The deprecated scipy.weave submodule was removed.
scipy.spatial.distance.squareform now returns arrays of the same dtype as the input, instead of always float64.
scipy.special.errprint now returns a boolean.
The function scipy.signal.find_peaks_cwt now returns an array instead of a list.
scipy.stats.kendalltau now computes the correct p-value in case the input contains ties. The p-value is also identical to that computed by scipy.stats.mstats.kendalltau and by R. If the input does not contain ties there is no change w.r.t. the previous implementation.
The function scipy.linalg.block_diag will not ignore zero-sized matrices anymore.
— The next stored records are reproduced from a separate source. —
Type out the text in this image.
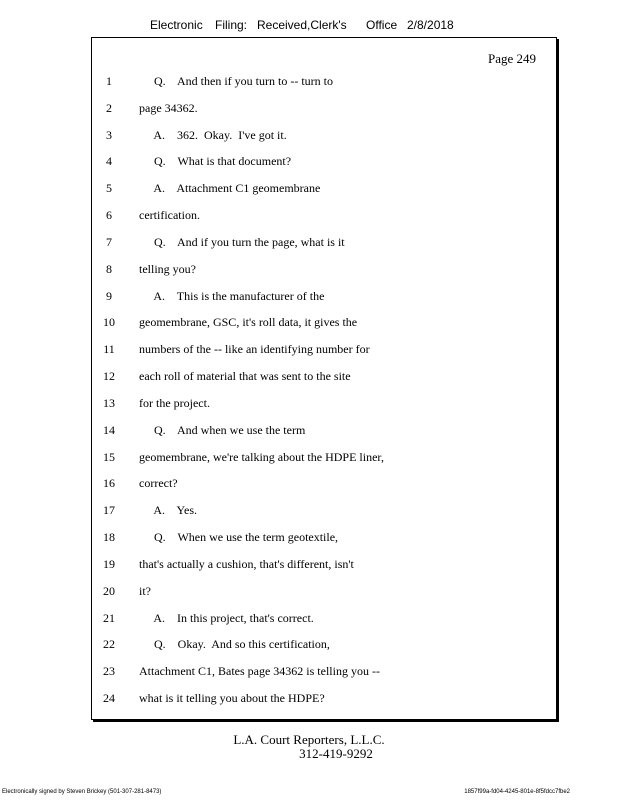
Electronic Filing: Received,Clerk's Office 2/8/2018
Page 249
1	Q.    And then if you turn to -- turn to
2	page 34362.
3	A.    362.  Okay.  I've got it.
4	Q.    What is that document?
5	A.    Attachment C1 geomembrane
6	certification.
7	Q.    And if you turn the page, what is it
8	telling you?
9	A.    This is the manufacturer of the
10	geomembrane, GSC, it's roll data, it gives the
11	numbers of the -- like an identifying number for
12	each roll of material that was sent to the site
13	for the project.
14	Q.    And when we use the term
15	geomembrane, we're talking about the HDPE liner,
16	correct?
17	A.    Yes.
18	Q.    When we use the term geotextile,
19	that's actually a cushion, that's different, isn't
20	it?
21	A.    In this project, that's correct.
22	Q.    Okay.  And so this certification,
23	Attachment C1, Bates page 34362 is telling you --
24	what is it telling you about the HDPE?
L.A. Court Reporters, L.L.C.
312-419-9292
Electronically signed by Steven Brickey (501-307-281-8473)	1857f99a-fd04-4245-801e-8f5fdcc7fbe2
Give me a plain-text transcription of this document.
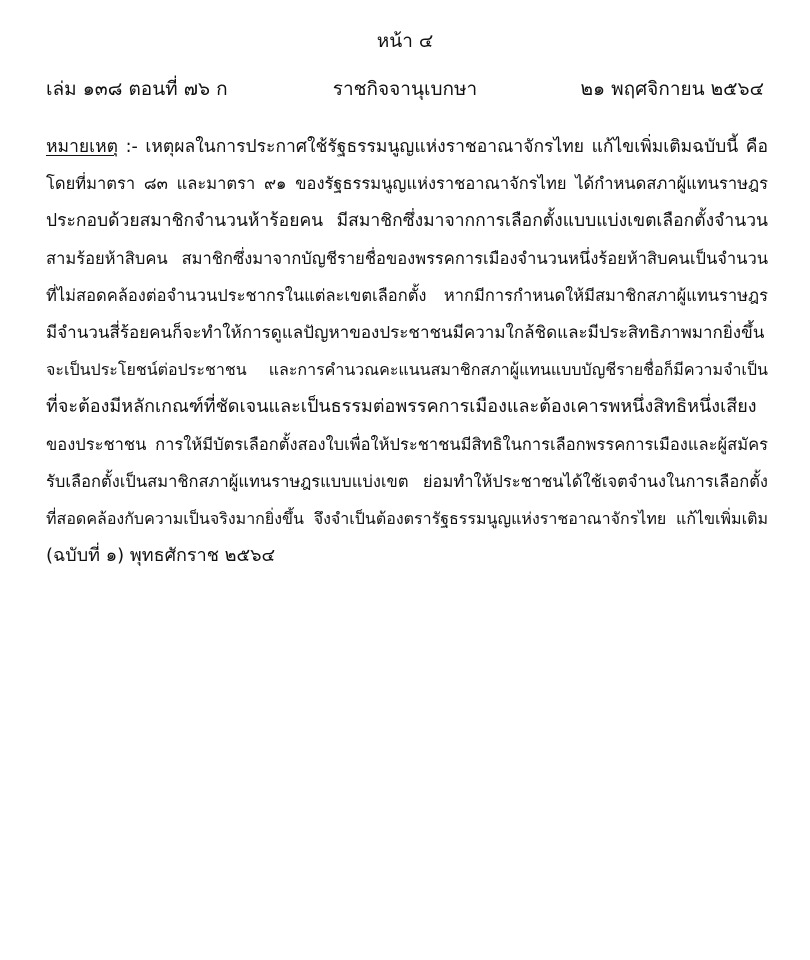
หน้า ๔
เล่ม ๑๓๘ ตอนที่ ๗๖ ก	ราชกิจจานุเบกษา	๒๑ พฤศจิกายน ๒๕๖๔
หมายเหตุ :- เหตุผลในการประกาศใช้รัฐธรรมนูญแห่งราชอาณาจักรไทย แก้ไขเพิ่มเติมฉบับนี้ คือ
โดยที่มาตรา ๘๓ และมาตรา ๙๑ ของรัฐธรรมนูญแห่งราชอาณาจักรไทย ได้กำหนดสภาผู้แทนราษฎร
ประกอบด้วยสมาชิกจำนวนห้าร้อยคน มีสมาชิกซึ่งมาจากการเลือกตั้งแบบแบ่งเขตเลือกตั้งจำนวน
สามร้อยห้าสิบคน สมาชิกซึ่งมาจากบัญชีรายชื่อของพรรคการเมืองจำนวนหนึ่งร้อยห้าสิบคนเป็นจำนวน
ที่ไม่สอดคล้องต่อจำนวนประชากรในแต่ละเขตเลือกตั้ง หากมีการกำหนดให้มีสมาชิกสภาผู้แทนราษฎร
มีจำนวนสี่ร้อยคนก็จะทำให้การดูแลปัญหาของประชาชนมีความใกล้ชิดและมีประสิทธิภาพมากยิ่งขึ้น
จะเป็นประโยชน์ต่อประชาชน และการคำนวณคะแนนสมาชิกสภาผู้แทนแบบบัญชีรายชื่อก็มีความจำเป็น
ที่จะต้องมีหลักเกณฑ์ที่ชัดเจนและเป็นธรรมต่อพรรคการเมืองและต้องเคารพหนึ่งสิทธิหนึ่งเสียง
ของประชาชน การให้มีบัตรเลือกตั้งสองใบเพื่อให้ประชาชนมีสิทธิในการเลือกพรรคการเมืองและผู้สมัคร
รับเลือกตั้งเป็นสมาชิกสภาผู้แทนราษฎรแบบแบ่งเขต ย่อมทำให้ประชาชนได้ใช้เจตจำนงในการเลือกตั้ง
ที่สอดคล้องกับความเป็นจริงมากยิ่งขึ้น จึงจำเป็นต้องตรารัฐธรรมนูญแห่งราชอาณาจักรไทย แก้ไขเพิ่มเติม
(ฉบับที่ ๑) พุทธศักราช ๒๕๖๔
Instead it will insert rows or columns of zeros of the appropriate size. See gh-4908 for more details.
SciPy wheels will now report their dependency on numpy on all platforms. This change was made because Numpy wheels are available, and because the pip upgrade behavior is finally changing for the better (use --upgrade-strategy=only-if-needed for pip >= 8.2; that behavior will become the default in the next major version of pip).
Numerical values returned by scipy.interpolate.interp1d with kind="cubic" and "quadratic" may change relative to previous scipy versions. If your code depended on specific numeric values (i.e., on implementation details of the interpolators), you may want to double-check your results.